Bank of Korea Governor Lee Jung-yong hitting the gavel during the Monetary Policy Committee meeting at the Bank of Korea in Jung-gu, Seoul on the 11th./Photo=news1 |
Bank of Korea has lowered the base interest rate by 0.25%. The reason for this decision is said to be due to the stable inflation rate and the start of a slowdown in household debt growth as the government strengthens its macroprudential policies.
The Bank of Korea’s Monetary Policy Committee has decided to lower the base interest rate from 3.50% to 3.25% at the Monetary Policy Direction Decision Meeting held on the 11th.
According to the Monetary Policy Direction Statement released by the Bank of Korea, “The domestic inflation rate has shown a clear stabilization trend,” and “the consumer price index is expected to slightly fall below 2% in the near future, leading to a slight decrease in the annual inflation rate compared to the August forecast of 2.5%.”
However, it also stated, “Uncertainty in the growth outlook has increased,” and “while the growth of housing prices in the Seoul metropolitan area and the growth trend of household debt are expected to gradually slow down due to the impact of strengthened macroprudential policies, caution is still needed regarding the risks related to the impact of interest rate cuts on household debt.”
The Monetary Policy Committee has decided to lower the Bank of Korea’s base interest rate from the current level of 3.50% to 3.25% until the next Monetary Policy Direction Decision meeting. The decision was made based on the clear stability in the inflation rate and the start of a slowdown in household debt growth due to the government’s strengthened macroprudential policies, as well as a slight easing of foreign exchange market risks.
The global economy continues its moderate growth trajectory, but uncertainty remains high in the economic outlook of major countries, and inflation continues to decline. In the international financial markets, long-term government bond yields and the U.S. dollar index experienced declines and rebounds influenced by changes in expectations regarding the pace of rate cuts by the U.S. Federal Reserve, risks in the Middle East, and China’s economic stimulus measures. Moving forward, the global economy and international financial markets are expected to be influenced by factors such as the economic situations and policy changes in major countries, geopolitical risks, and political situations in major countries.

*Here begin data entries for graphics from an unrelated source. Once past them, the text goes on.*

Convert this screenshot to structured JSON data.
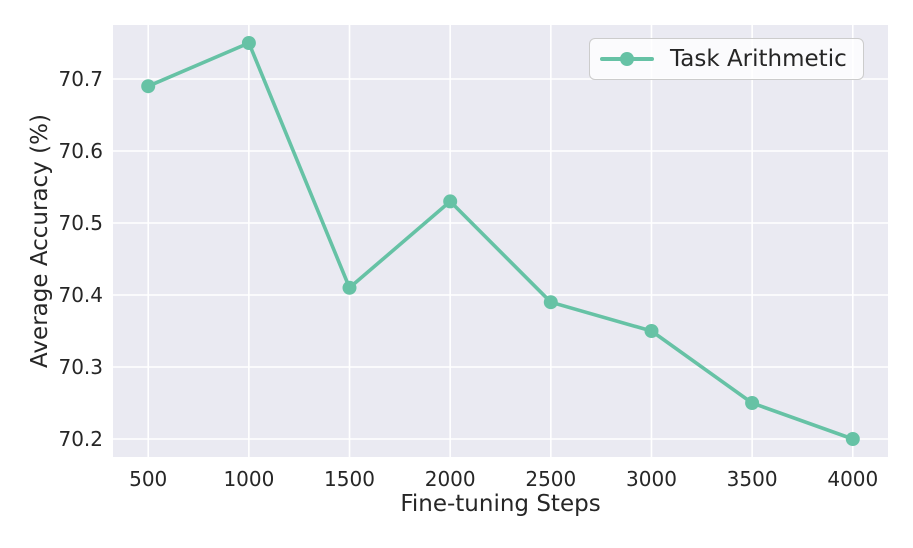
{
  "chart_data": {
    "type": "line",
    "title": "",
    "xlabel": "Fine-tuning Steps",
    "ylabel": "Average Accuracy (%)",
    "x": [
      500,
      1000,
      1500,
      2000,
      2500,
      3000,
      3500,
      4000
    ],
    "series": [
      {
        "name": "Task Arithmetic",
        "values": [
          70.69,
          70.75,
          70.41,
          70.53,
          70.39,
          70.35,
          70.25,
          70.2
        ]
      }
    ],
    "xticks": [
      500,
      1000,
      1500,
      2000,
      2500,
      3000,
      3500,
      4000
    ],
    "xtick_labels": [
      "500",
      "1000",
      "1500",
      "2000",
      "2500",
      "3000",
      "3500",
      "4000"
    ],
    "yticks": [
      70.2,
      70.3,
      70.4,
      70.5,
      70.6,
      70.7
    ],
    "ytick_labels": [
      "70.2",
      "70.3",
      "70.4",
      "70.5",
      "70.6",
      "70.7"
    ],
    "xlim": [
      325,
      4175
    ],
    "ylim": [
      70.175,
      70.775
    ],
    "grid": true,
    "legend_position": "upper right",
    "colors": {
      "line": "#66c2a5",
      "plot_bg": "#eaeaf2",
      "grid": "#ffffff",
      "text": "#262626",
      "legend_border": "#cccccc"
    }
  }
}
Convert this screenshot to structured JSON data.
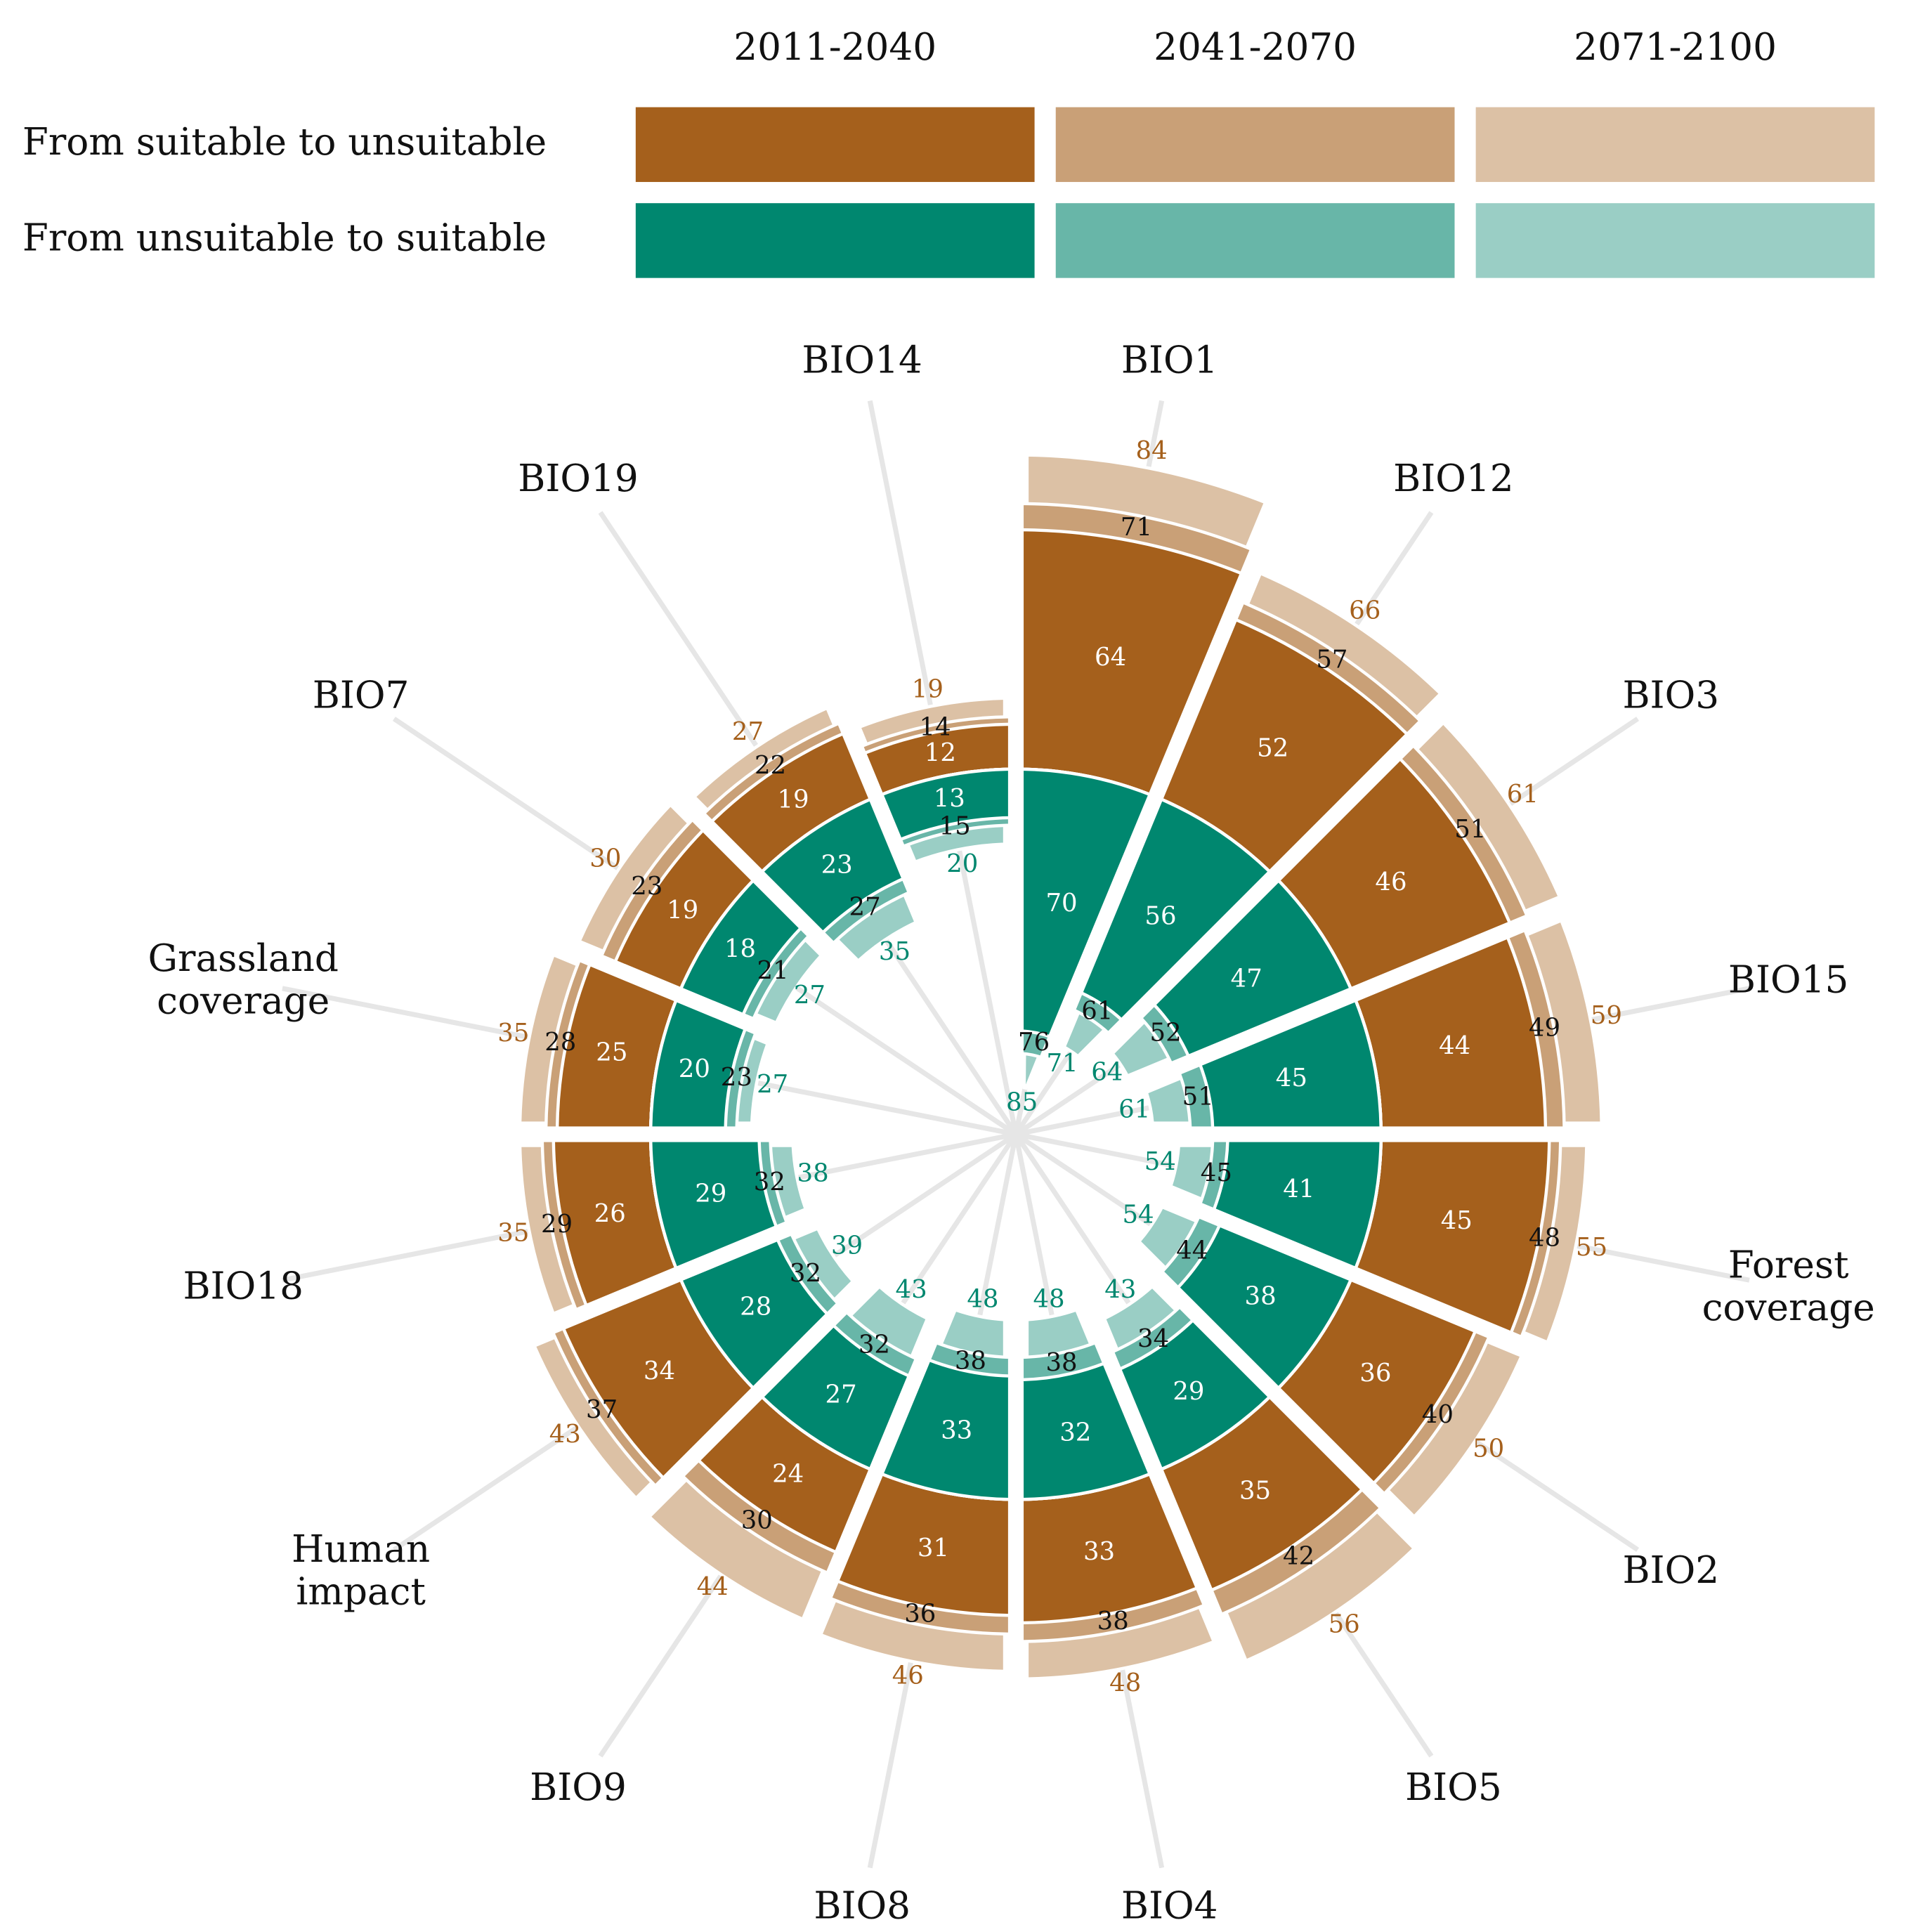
{
  "chart_data": {
    "type": "radial_bar",
    "periods": [
      "2011-2040",
      "2041-2070",
      "2071-2100"
    ],
    "categories": [
      "BIO1",
      "BIO12",
      "BIO3",
      "BIO15",
      "Forest coverage",
      "BIO2",
      "BIO5",
      "BIO4",
      "BIO8",
      "BIO9",
      "Human impact",
      "BIO18",
      "Grassland coverage",
      "BIO7",
      "BIO19",
      "BIO14"
    ],
    "groups": [
      {
        "name": "From suitable to unsuitable",
        "direction": "outward",
        "colors": [
          "#a5601c",
          "#c9a077",
          "#dcc1a5"
        ],
        "values": [
          [
            64,
            52,
            46,
            44,
            45,
            36,
            35,
            33,
            31,
            24,
            34,
            26,
            25,
            19,
            19,
            12
          ],
          [
            71,
            57,
            51,
            49,
            48,
            40,
            42,
            38,
            36,
            30,
            37,
            29,
            28,
            23,
            22,
            14
          ],
          [
            84,
            66,
            61,
            59,
            55,
            50,
            56,
            48,
            46,
            44,
            43,
            35,
            35,
            30,
            27,
            19
          ]
        ]
      },
      {
        "name": "From unsuitable to suitable",
        "direction": "inward",
        "colors": [
          "#00876f",
          "#68b6a8",
          "#9acec5"
        ],
        "values": [
          [
            70,
            56,
            47,
            45,
            41,
            38,
            29,
            32,
            33,
            27,
            28,
            29,
            20,
            18,
            23,
            13
          ],
          [
            76,
            61,
            52,
            51,
            45,
            44,
            34,
            38,
            38,
            32,
            32,
            32,
            23,
            21,
            27,
            15
          ],
          [
            85,
            71,
            64,
            61,
            54,
            54,
            43,
            48,
            48,
            43,
            39,
            38,
            27,
            27,
            35,
            20
          ]
        ]
      }
    ]
  }
}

While exports in the domestic economy have continued to grow, the recovery in domestic demand remains sluggish. Employment growth has gradually slowed down, but the unemployment rate has remained at a low level. The outlook for the domestic economy indicates a moderate growth path going forward, but uncertainties have increased compared to the forecast in August (2.4% for this year, 2.1% for next year). The future growth path is expected to be influenced by the speed of domestic demand recovery, the economic conditions in major countries, and the trends in IT exports.
The domestic inflation rate has shown a clear stabilization trend. In September, the consumer price index fell to 1.6% due to a significant drop in petroleum prices, and the core inflation rate (excluding food and energy prices) decreased to 2.0%. Short-term inflation expectations also declined to 2.8%. It is expected that the inflation rate will continue to follow a stable trend due to low demand pressures in the future.
The consumer price index is expected to fall below 2% in the near future, leading to a slight decrease in this year’s inflation rate compared to the August forecast of 2.5%. The core inflation rate is expected to continue a stable trend around 2%, aligning with the previous forecast for this year (2.2%). The inflation rates for next year are expected to be generally in line with the previous forecasts (2.1% for consumer prices and 2.0% for core inflation), but there are uncertainties related to the developments in international oil prices due to geopolitical risks, exchange rate movements, public utility adjustments, and other factors.
In the financial and foreign exchange markets, long-term government bond yields in Korea experienced a decline and rebound in line with changes in expectations for domestic and foreign monetary policies, and the USD/KRW exchange rate fluctuated influenced by trends in the U.S. dollar, geopolitical risks, and other factors. In the housing market, price growth in the Seoul metropolitan area slowed down and transaction volume decreased, while weakness continued in regional markets. As a result, the growth of household loans also saw a significant reduction.
The Monetary Policy Committee will continue to operate the monetary policy with a focus on examining the growth trajectory while ensuring that the inflation rate stabilizes at the target level in the medium term and being vigilant about financial stability.
Although it is expected that the domestic economy will continue to follow a stable path with the inflation rate stabilizing at the target level, uncertainties have increased in the growth outlook. While the slowdown in household debt growth and housing prices in the Seoul metropolitan area are expected to gradually ease due to the impact of strengthened macroprudential policies, caution is still needed regarding risks related to the impact of interest rate cuts on household debt.
Therefore, future monetary policy decisions will be carefully made, taking into account the potential trade-offs among policy variables such as inflation, growth, and financial stability, and determining the pace of future rate cuts cautiously.